Two storylines compete for attention in K-12 education. One is about arguments, and the other is about agreements.
The arguments story goes like this. Americans are at odds on many K-12 education issues, especially over culture war issues like critical race theory, library banning books, and gay and transgender rights.
The agreements narrative is different. It says that most Americans see eye to eye on K-12 issues that matter. Division disappears when prioritizing what’s most important in K-12 and knowing if schools are doing their job.
Yes, there are hot-button disagreements. But the arguments story creates a collective illusion around K-12 education where people falsely assume that most others don’t share their values, so they’re silent about what they actually think.
A decade ago, the arguments story may have had the upper hand. Issues like giving families more education options were divisive.
But the pandemic led many Americans — including young people — to a new K-12 consensus. Today, it’s more accurate to say the educational landscape is dominated by a K-12 ideological heartland of domestic realists.
This ideological heartland isn’t about “flyover country” or “coastal elites.” It’s about a state of mind interested in pragmatic solutions and common sense instead of fighting culture wars.
Two-thirds of Americans live in the ideological heartland. These domestic realists don’t make headlines the way culture warriors do. But they agree on three critical issues shaping the future of K-12 education.
First, K-12 is a top issue and needs a priority reset. A bipartisan survey of 2022 midterm voters found nearly three in four (72 percent) say a 2023 priority for state lawmakers is “improving K-12 education.” This is less than the No. 1 priority that 76 percent of respondents identified as “improving the economy and job situation.”
Meantime, a decisive majority of Americans want change in K-12 education. Nearly six in 10 (56 percent) want schools to create new ways to teach students.
Domestic realists agree on what K-12 change should look like. They what schools to prioritize developing “practical skills” for young people, including the ability to “problem solve and make decisions,” “demonstrate character … (and) basic reading, writing and arithmetic.” Only one in four (26 percent) think schools do this.
Second, the college degree has lost its shine. Given the preference for practical skills in education, it’s not surprising that a Wall Street Journal-NORC poll finds nearly six in 10 (56 percent) Americans say a four-year degree is “not worth the cost” since graduates leave college without specific skills and large debts. Those between 18 to 34 are most skeptical about the value of college. And Gen Z high schoolers don’t see college through the same rose-colored glasses as prior generations. Five surveys between 2020 and 2022 found that half (51 percent) of high schoolers plan to attend a four-year college, a shocking decline of 20 percentage points.
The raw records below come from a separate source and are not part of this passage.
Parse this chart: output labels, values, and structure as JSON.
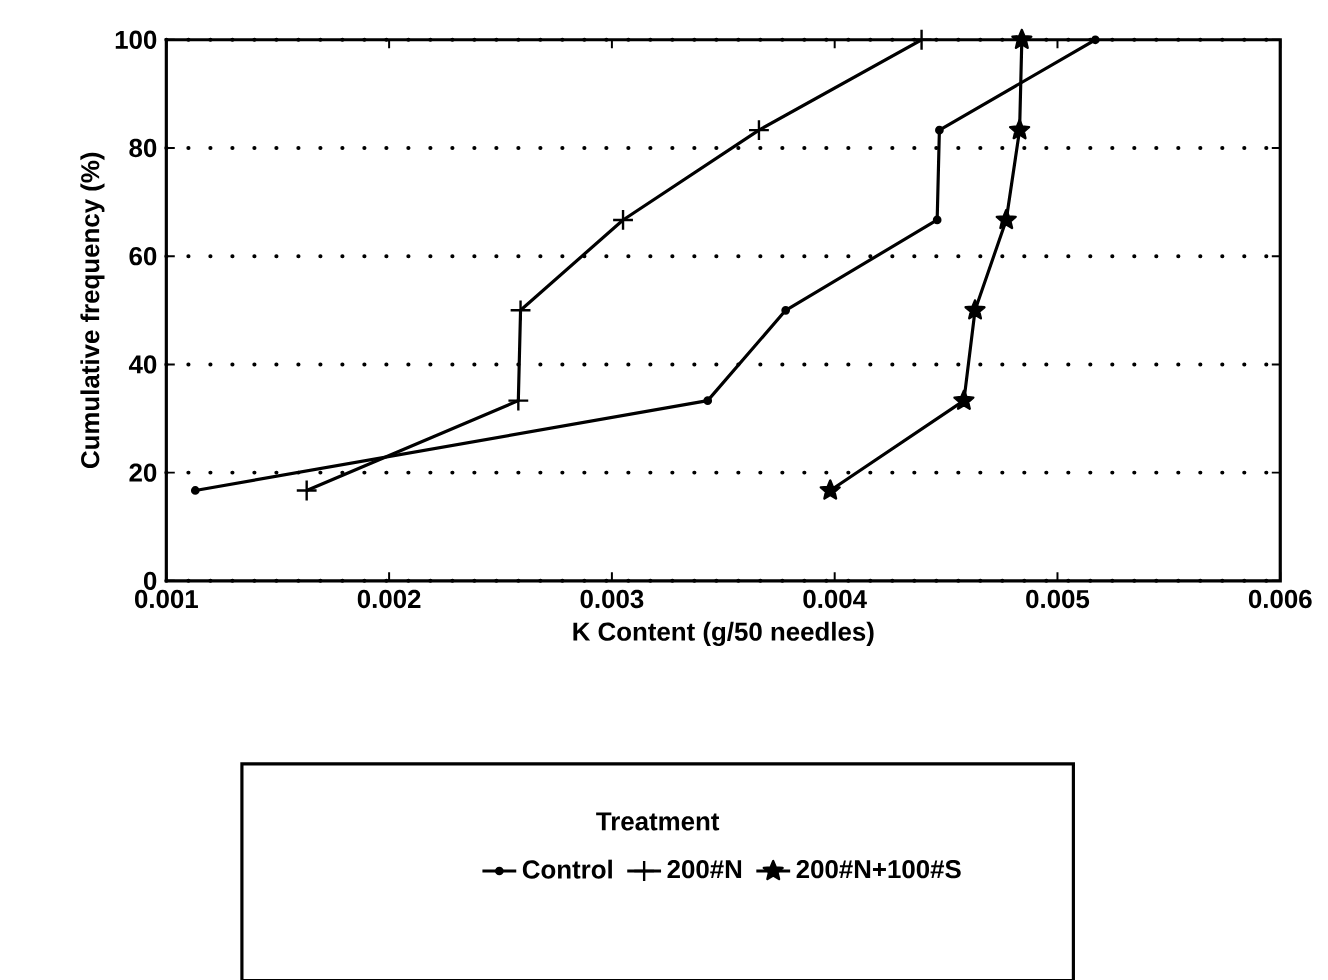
{
  "chart_data": {
    "type": "line",
    "xlabel": "K Content (g/50 needles)",
    "ylabel": "Cumulative frequency (%)",
    "legend_title": "Treatment",
    "xlim": [
      0.001,
      0.006
    ],
    "xticks": [
      0.001,
      0.002,
      0.003,
      0.004,
      0.005,
      0.006
    ],
    "ylim": [
      0,
      100
    ],
    "yticks": [
      0,
      20,
      40,
      60,
      80,
      100
    ],
    "grid": "y",
    "legend": "bottom",
    "line_style": "solid",
    "series": [
      {
        "name": "Control",
        "color": "#000000",
        "marker": "circle",
        "x": [
          0.00113,
          0.00343,
          0.00378,
          0.00446,
          0.00447,
          0.00517
        ],
        "values": [
          16.7,
          33.3,
          50,
          66.7,
          83.3,
          100
        ]
      },
      {
        "name": "200#N",
        "color": "#000000",
        "marker": "cross",
        "x": [
          0.00163,
          0.00258,
          0.00259,
          0.00305,
          0.00366,
          0.00439
        ],
        "values": [
          16.7,
          33.3,
          50,
          66.7,
          83.3,
          100
        ]
      },
      {
        "name": "200#N+100#S",
        "color": "#000000",
        "marker": "star",
        "x": [
          0.00398,
          0.00458,
          0.00463,
          0.00477,
          0.00483,
          0.00484
        ],
        "values": [
          16.7,
          33.3,
          50,
          66.7,
          83.3,
          100
        ]
      }
    ]
  }
}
Third, parents and young people want more education pathways. More than eight in 10 (85 percent) parents strongly or somewhat agree that “more educational options (should be) available for my child.” They also support career pathways besides college, such as three-year apprenticeships after high school that can lead to a “valuable credential and a well-paying job.” Another survey reports more than 70 percent of parents want new programs — both in and out of school — that give children a well-rounded education.
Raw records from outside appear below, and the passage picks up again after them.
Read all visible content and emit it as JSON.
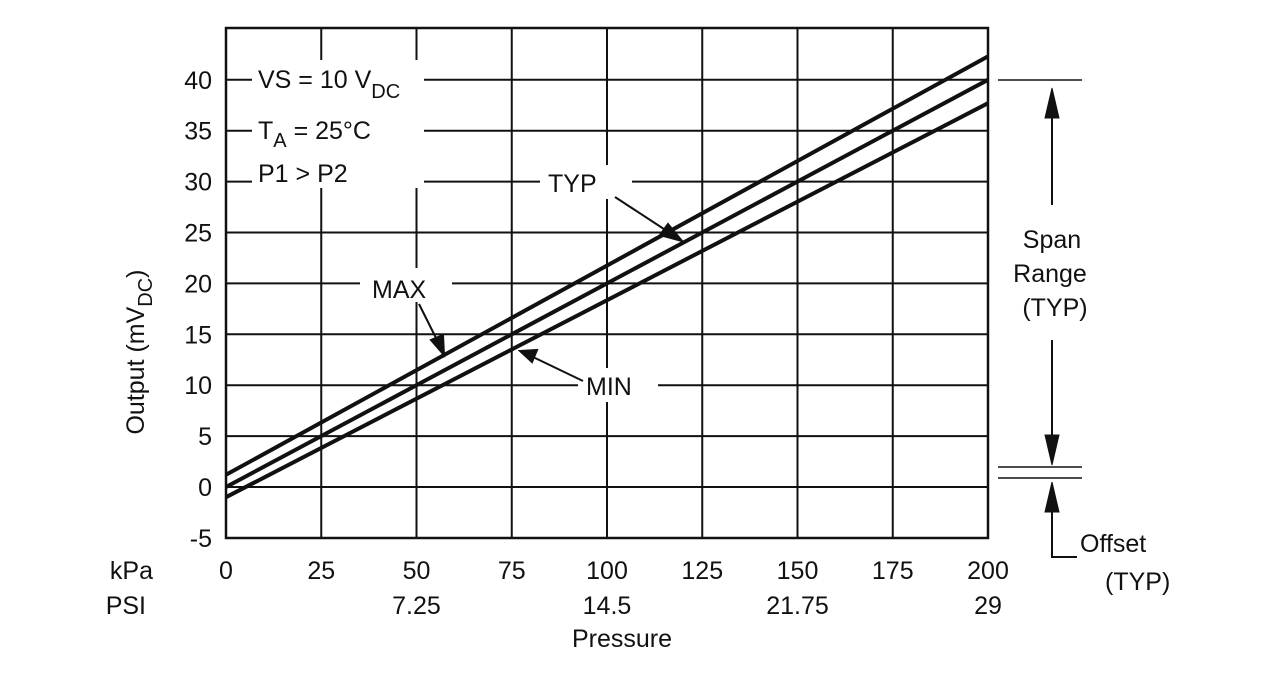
{
  "chart_data": {
    "type": "line",
    "title": "",
    "xlabel": "Pressure",
    "ylabel": "Output (mV",
    "ylabel_sub": "DC",
    "ylabel_end": ")",
    "xlim": [
      0,
      200
    ],
    "ylim": [
      -5,
      45
    ],
    "grid": true,
    "x_ticks": [
      0,
      25,
      50,
      75,
      100,
      125,
      150,
      175,
      200
    ],
    "x_tick_labels": [
      "0",
      "25",
      "50",
      "75",
      "100",
      "125",
      "150",
      "175",
      "200"
    ],
    "x_unit_label": "kPa",
    "psi_unit_label": "PSI",
    "psi_ticks": [
      {
        "x": 50,
        "label": "7.25"
      },
      {
        "x": 100,
        "label": "14.5"
      },
      {
        "x": 150,
        "label": "21.75"
      },
      {
        "x": 200,
        "label": "29"
      }
    ],
    "y_ticks": [
      -5,
      0,
      5,
      10,
      15,
      20,
      25,
      30,
      35,
      40
    ],
    "y_tick_labels": [
      "-5",
      "0",
      "5",
      "10",
      "15",
      "20",
      "25",
      "30",
      "35",
      "40"
    ],
    "series": [
      {
        "name": "MAX",
        "x": [
          0,
          200
        ],
        "y": [
          1.2,
          42.3
        ]
      },
      {
        "name": "TYP",
        "x": [
          0,
          200
        ],
        "y": [
          0,
          40
        ]
      },
      {
        "name": "MIN",
        "x": [
          0,
          200
        ],
        "y": [
          -1,
          37.7
        ]
      }
    ],
    "conditions": {
      "vs": "VS = 10 V",
      "vs_sub": "DC",
      "ta": "T",
      "ta_sub": "A",
      "ta_end": " = 25°C",
      "p": "P1 > P2"
    },
    "annotations": {
      "typ": "TYP",
      "max": "MAX",
      "min": "MIN",
      "span_1": "Span",
      "span_2": "Range",
      "span_3": "(TYP)",
      "offset_1": "Offset",
      "offset_2": "(TYP)"
    }
  }
}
The agreements story is genuine. It’s about most Americans being domestic realists who want similar things from K-12 education. They want schools to give children a solid, practical education. And they want more pathways to a promising career other than four-year college degrees, an approach I call opportunity pluralism.
It shouldn’t surprise us that these three priorities are prominent in the K-12 agendas state governors are proposing. An analysis of the 2023 state of the state addresses shows that career and technical programs and other educational options for families and young people ranked among the most popular legislative issues named by governors.
These programs include apprenticeships and internships; dual enrollment in high school and postsecondary education; career academies, boot camps for acquiring specific knowledge and skills; and staffing, placement, and other support services for families and young people.
These programs acquaint young people with the practical demands of the workforce guided by mentors. They develop a young person’s self-agency, or ability to act to achieve what they want in life.
But consensus doesn’t imply everyone takes the same approach to implementation. Republicans in 22 states and Democrats in 17 states hold the governorship and both state houses, so legislative specifics will vary. But this implementation pluralism follows the American tradition of states and communities as laboratories of democracy that test and refine laws and policies over time.
It’s time to put the arguments narrative about irreconcilable differences to rest. There is an opportunity for coalition-building in the ideological heartland, reflecting an agreements narrative on what Americans want from K-12 education.
Let’s start paying attention to the coalition of domestic realists, who are coming together to find practical governing ideas based on everyday concerns shared by most Americans.